In 2002, we asked Jeffrey Eugenides to name his ten favorite books. He answered as follows: It's impossible to choose only ten books, of course, but these would be among my favorites:
  • The Aeneid, Virgil. I read this in Latin class, line by line, during my senior year of high school. The slow pace of translating the book had the benefit of making me aware for the first time of the complexity and patterning of a great literary work. Our teacher used to test us by giving us snippets of text and making us identify who the speakers were and which part of the poem they came from. We had to memorize The Aeneid almost, and so it has stayed with me.
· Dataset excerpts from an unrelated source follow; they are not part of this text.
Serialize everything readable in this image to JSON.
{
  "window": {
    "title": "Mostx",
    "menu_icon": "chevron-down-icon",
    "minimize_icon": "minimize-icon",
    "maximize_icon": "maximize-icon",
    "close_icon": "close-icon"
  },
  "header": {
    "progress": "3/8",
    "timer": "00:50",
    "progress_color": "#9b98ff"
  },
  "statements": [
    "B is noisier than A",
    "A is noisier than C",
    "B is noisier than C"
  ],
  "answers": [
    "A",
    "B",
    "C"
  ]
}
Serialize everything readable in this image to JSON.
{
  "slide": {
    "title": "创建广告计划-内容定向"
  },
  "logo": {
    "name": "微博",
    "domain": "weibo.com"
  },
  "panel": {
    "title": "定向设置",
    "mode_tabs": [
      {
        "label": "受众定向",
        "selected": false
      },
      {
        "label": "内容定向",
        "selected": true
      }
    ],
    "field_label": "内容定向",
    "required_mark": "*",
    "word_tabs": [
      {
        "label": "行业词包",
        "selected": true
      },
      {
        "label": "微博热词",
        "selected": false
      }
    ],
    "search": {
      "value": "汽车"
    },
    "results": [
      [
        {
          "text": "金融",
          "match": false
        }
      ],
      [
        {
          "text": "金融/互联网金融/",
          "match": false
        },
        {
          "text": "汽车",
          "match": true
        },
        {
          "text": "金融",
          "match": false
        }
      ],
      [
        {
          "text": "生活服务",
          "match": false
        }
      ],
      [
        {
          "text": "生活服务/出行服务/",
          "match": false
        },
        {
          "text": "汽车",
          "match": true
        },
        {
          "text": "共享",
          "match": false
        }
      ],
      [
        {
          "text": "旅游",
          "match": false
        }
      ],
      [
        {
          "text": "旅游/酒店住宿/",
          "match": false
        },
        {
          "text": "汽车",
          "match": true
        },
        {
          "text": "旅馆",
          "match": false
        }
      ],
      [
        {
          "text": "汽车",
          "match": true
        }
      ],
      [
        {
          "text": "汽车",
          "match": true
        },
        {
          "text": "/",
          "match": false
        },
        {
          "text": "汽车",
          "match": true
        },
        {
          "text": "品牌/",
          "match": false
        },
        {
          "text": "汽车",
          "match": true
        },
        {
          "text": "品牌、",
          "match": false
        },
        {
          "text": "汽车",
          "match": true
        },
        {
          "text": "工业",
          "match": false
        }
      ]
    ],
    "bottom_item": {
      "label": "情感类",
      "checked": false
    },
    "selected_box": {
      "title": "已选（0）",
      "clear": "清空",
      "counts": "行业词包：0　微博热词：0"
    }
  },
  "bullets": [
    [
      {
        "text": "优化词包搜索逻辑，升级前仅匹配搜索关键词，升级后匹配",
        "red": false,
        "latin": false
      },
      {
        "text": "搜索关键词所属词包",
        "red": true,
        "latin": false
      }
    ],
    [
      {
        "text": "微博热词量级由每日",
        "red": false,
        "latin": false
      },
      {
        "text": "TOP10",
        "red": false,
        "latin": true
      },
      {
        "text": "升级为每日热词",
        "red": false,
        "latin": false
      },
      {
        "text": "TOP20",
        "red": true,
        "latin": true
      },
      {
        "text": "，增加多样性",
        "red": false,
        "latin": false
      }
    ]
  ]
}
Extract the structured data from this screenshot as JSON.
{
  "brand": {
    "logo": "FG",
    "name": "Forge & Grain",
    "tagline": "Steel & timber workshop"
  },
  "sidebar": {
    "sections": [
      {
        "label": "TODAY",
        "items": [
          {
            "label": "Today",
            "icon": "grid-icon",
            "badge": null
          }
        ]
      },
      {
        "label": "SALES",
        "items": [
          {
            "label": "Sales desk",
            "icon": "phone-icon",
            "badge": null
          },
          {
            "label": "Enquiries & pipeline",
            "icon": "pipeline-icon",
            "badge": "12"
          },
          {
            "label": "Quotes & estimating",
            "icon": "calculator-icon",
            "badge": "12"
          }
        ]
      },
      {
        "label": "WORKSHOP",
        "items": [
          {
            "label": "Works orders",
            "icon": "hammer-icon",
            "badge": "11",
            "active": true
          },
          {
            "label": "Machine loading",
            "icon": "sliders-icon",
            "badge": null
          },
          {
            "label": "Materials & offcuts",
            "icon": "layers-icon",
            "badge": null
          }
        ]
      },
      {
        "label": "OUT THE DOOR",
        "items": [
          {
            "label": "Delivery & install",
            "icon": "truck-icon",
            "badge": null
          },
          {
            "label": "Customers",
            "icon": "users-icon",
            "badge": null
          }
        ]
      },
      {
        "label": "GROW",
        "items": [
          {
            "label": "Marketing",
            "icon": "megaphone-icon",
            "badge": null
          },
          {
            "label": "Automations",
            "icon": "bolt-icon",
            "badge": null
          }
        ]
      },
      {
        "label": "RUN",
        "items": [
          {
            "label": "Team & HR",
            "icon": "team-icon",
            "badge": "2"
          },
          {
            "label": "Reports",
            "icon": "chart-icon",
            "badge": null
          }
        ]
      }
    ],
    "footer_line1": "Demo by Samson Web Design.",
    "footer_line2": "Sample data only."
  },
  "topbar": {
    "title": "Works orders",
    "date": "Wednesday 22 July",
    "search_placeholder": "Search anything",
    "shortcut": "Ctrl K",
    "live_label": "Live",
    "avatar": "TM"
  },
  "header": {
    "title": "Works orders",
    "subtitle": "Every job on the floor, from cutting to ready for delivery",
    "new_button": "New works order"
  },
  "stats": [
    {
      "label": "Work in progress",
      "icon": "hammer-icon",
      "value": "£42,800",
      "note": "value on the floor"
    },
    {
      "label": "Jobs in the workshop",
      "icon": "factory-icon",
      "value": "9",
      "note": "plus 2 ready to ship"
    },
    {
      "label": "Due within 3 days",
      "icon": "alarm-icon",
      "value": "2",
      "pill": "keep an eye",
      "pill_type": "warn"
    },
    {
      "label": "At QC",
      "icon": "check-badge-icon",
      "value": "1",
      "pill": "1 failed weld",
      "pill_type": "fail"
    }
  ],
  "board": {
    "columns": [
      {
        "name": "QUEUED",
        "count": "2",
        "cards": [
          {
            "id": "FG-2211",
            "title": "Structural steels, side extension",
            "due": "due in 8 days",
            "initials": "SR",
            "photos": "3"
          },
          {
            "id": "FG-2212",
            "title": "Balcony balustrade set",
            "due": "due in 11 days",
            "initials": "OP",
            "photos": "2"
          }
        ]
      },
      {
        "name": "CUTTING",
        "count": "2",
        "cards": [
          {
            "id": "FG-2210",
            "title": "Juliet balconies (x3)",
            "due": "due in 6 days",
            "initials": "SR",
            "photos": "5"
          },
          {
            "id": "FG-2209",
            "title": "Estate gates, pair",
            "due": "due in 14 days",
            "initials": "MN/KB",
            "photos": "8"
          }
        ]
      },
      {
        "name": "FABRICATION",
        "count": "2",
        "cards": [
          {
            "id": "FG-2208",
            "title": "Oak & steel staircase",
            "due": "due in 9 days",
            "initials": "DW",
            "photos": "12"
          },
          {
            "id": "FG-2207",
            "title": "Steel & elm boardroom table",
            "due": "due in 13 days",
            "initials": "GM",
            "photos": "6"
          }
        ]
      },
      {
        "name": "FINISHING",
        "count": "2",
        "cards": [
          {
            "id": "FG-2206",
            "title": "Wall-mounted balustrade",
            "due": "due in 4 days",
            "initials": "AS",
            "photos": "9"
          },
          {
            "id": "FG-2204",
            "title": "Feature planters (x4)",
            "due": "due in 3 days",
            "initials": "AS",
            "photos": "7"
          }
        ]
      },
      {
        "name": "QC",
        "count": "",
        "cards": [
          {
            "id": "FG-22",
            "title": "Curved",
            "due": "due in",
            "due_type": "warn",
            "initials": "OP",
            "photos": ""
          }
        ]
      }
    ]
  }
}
It's also a great story, of course, complete with a burning city, a love gone wrong, and a trip down into the underworld.

  • Varieties of Religious Experience, William James. An astounding compendium not only of the different shades of belief but of the varieties of human character.

  • Middlemarch, George Eliot. A very witty and super intelligent book. The character of Casaubon, the scholar who can never finish the book he is working on, was an frightening example to me of what might happen if I never finished Middlesex. So I finished it.

  • Anna Karenina, Tolstoy. Simply the best novel ever written.

  • The Portrait of a Lady, Henry James. I've discussed my affection for this book before and refer the interested reader to the Salon archives. [Eugenides wrote, in part: "The Ciceronian sweep of James' sentences got me on a musical, emotional level; and the information they so beautifully delivered gave me a sentimental education, as well as a lesson in subtlety and restraint." -ed.]

  • Lolita by Vladimir Nabokov. Nabokov said he wanted to put the reader in a state of "aesthetic bliss" and Lolita has always done that to me.

  • Herzog, Saul Bellow. A great, funny, wise, big-hearted novel about a professor writing letters "endlessly, fanatically, to the newspapers, to people in public life, to friends and relatives and at last to the dead, his own obscure dead, and finally the famous dead." A novel with a strict form that remains fluid and volcanic. Bellow's prose is in my mind one of the great achievements in modern American literature.

  • Portnoy's Complaint, Philip Roth. The funniest book ever written. I am a great fan of all of Roth's books and admire the range of his fiction, unrivaled by any other American author today.

  • The Boys of my Youth, JoAnne Beard. A touching and exacting reclamation of the joys and tribulations of adolescence and girlhood.